Выбрать главу

Вывод В. Набокова таков: «Потусторонний мир и есть подлинное царство Гоголя». Признавая правоту этих слов, мы должны сделать к ним сноску — Гоголь не был бы Гоголем, если б русский мир, мир России XIX века не был бы его реальным миром. Именно из этого мира вела дорога Гоголя в ирреальный мир, в иррациональное царство его прозы. Не было бы исканий пользы литературы (которую отрицает Набоков), не было бы и масштаба Гоголя, не было бы гениального взлета «Мертвых душ» и «Выбранных мест из переписки с друзьями». Гоголя-пророка нельзя оторвать от Гоголя- поэта, отрыв этот может привести к уничтожению целого, к расщеплению двуединого гения Гоголя, который не мог питаться одною пользой, но и не мог существовать без желания пользы.

Нельзя не согласиться с В. Набоковым, когда он пишет, что феномен Гоголя это «феномен языка, а не идей». И все же, если мы сбросим со счета идеи Гоголя (и его духовный путь), мы будем иметь дело не с Гоголем.

Русская литературы вся замешена на учительстве, на участии, на пророчестве. Этого у нее не отнять. Это можно отнять у нее только с нею самой, поэтому всякие попытки уйти в холодное наблюдение, в прозекторство и рентгенологию есть расхождение не с ее идеями и диктатом этих идей, а отклонение от ее существа, ее природного назначения.

Есть, есть в повести «Один и одна» сочувствие, пробивающееся сквозь кору иронии, сквозь отстраненные интонации, но оно не может согреть разделяющего автора и героев пространства. «Одинокие старички», «постаревшие донжуаны», как он называет друзей Геннадия Павловича, ему не близки. Он не видит в их жизни драмы, а видит один фарс. А если и есть драма, то это драма «белого налива», скоропортящегося сорта яблок, для которых молодость — это минута, это «сезон души».

Такими определениями изобилует повесть В. Маканина. Она вся держится на иносказаниях, на игре метафор, которые сами — без слов автора — должны объяснить читателю его точку зрения. А эта точка зрения однозначна: от поколения Нинели Николаевны и Геннадия Павловича веет «запашком неудачников».

Вот, впрочем, и слово найдено. Не «запах», а «запашок», не трагедия, а комедия.

Думая о жестокости В. Маканина, я думаю, что как естествоиспытатель он прав. Он прав в том, что поколение это стареет, силы потрачены, что их осталось не так много. Физически «напирающая толпа» действительно начинает вытеснять это поколение, но такова участь всех, кто живет на земле.

Вместе с тем, феномен «шестидесятников» еще не описан. Его не взять атакой метафоры, тут нужны исторические чувства. Тут нужно оружие идей, оружие любви и зрения любви.

О «шестидесятниках» первым заговорил Юрий Трифонов. Он заговорил о них в «Обмене», в «Долгом прощании» и в «Другой жизни». О них написали и другие «шестидесятники» и написали нелицеприятно, но те книги («Ожог» В. Аксенова и «Семь дней творения» В. Максимова) вместе с их авторами ушли на Запад.

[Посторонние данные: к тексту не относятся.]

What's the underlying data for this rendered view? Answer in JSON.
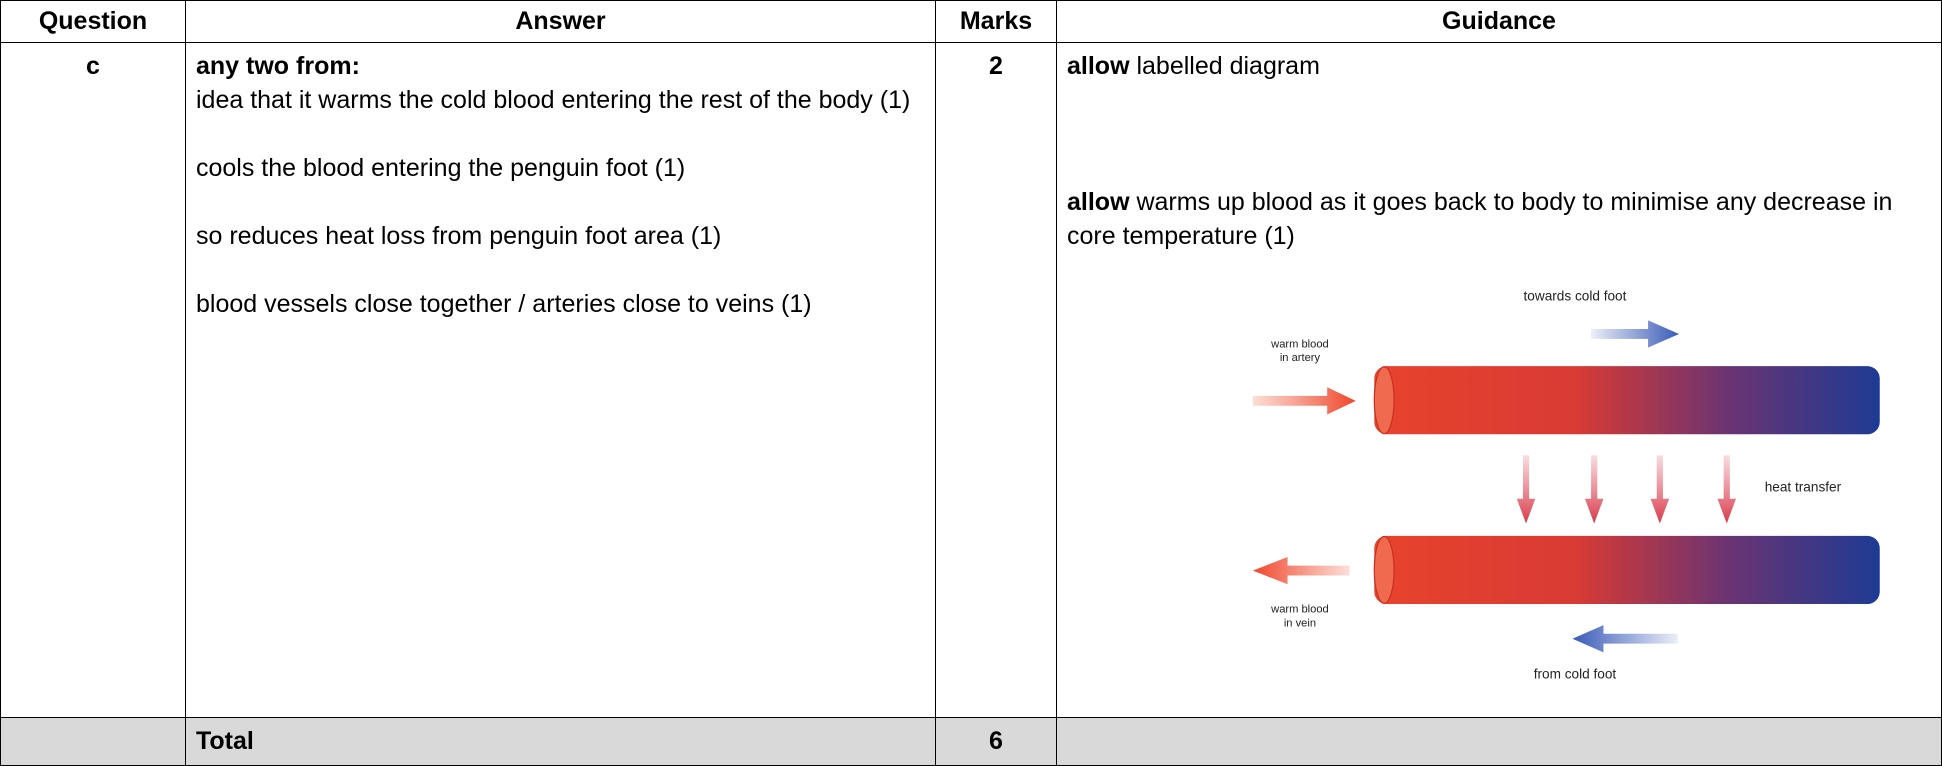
{
  "table": {
    "headers": [
      "Question",
      "Answer",
      "Marks",
      "Guidance"
    ],
    "rows": [
      {
        "question": "c",
        "answer": {
          "heading": "any two from:",
          "points": [
            "idea that it warms the cold blood entering the rest of the body (1)",
            "cools the blood entering the penguin foot (1)",
            "so reduces heat loss from penguin foot area (1)",
            "blood vessels close together / arteries close to veins (1)"
          ]
        },
        "marks": 2,
        "guidance": [
          {
            "keyword": "allow",
            "text": "labelled diagram"
          },
          {
            "keyword": "allow",
            "text": "warms up blood as it goes back to body to minimise any decrease in core temperature (1)"
          }
        ]
      }
    ],
    "total": {
      "label": "Total",
      "marks": 6
    }
  },
  "diagram": {
    "towards": "towards cold foot",
    "artery": [
      "warm blood",
      "in artery"
    ],
    "heat": "heat transfer",
    "vein": [
      "warm blood",
      "in vein"
    ],
    "from": "from cold foot"
  }
}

Облик этого поколения нельзя понять, не взяв в расчет их отношений с отцами, с теми людьми революции, которых описал в «Исчезновении» в минуту их прощания с детьми Юрий Трифонов. Отсюда начинаются их проблемы, их темы, их положение в истории и их вклад. Поколение, пожавшее кровавый опыт отцов, навсегда отвратилось от идеи насилия, которая и по сей день является в глазах многих идеей действия, идеей развития. Этот путь «детьми» был отвергнут. Вот почему некоторая рефлексия и некоторое обуздание энергии свойственно их чувствам. Вместе с тем, это, может быть, последнее гражданственное поколение нашего века. Идея пользы передалась им от отцов. Идея борьбы — от них же.

В. Макании исключает из повествования отцов трагедии семей, из которых выходили «шестидесятники». Он отрывает их от исторического контекста. Получается, что они так и родились краснобаями, либеральными резонерами, мусолящими монолог «быть или не быть». И что никто из них так и не решился обнажить рапиру Гамлета.

Они обнажали. Это поколение раскололось: одни, как это было во все времена, пошли по пути открытого выражения своего несогласия с силами, желающими вернуть общество в эпоху Сталина; другие протестовали молчанием, уходом на глубину — в данном случае это оказалась глубина русской истории, русского прошлого, которое было отрезано от «шестидесятников» их отцами, отринуто и признано несостоятельным. В этом поколении были свои герои — они писали петиции, протесты, они сами выходили на площади: их сажали в тюрьмы, в психиатрички, отправляли в ссылку. Писание петиций и протестов тоже был мирный путь, путь, не грозящий кровопролитием, по на него ответили насилием. На долю этих людей выпали горькие дни отвержения.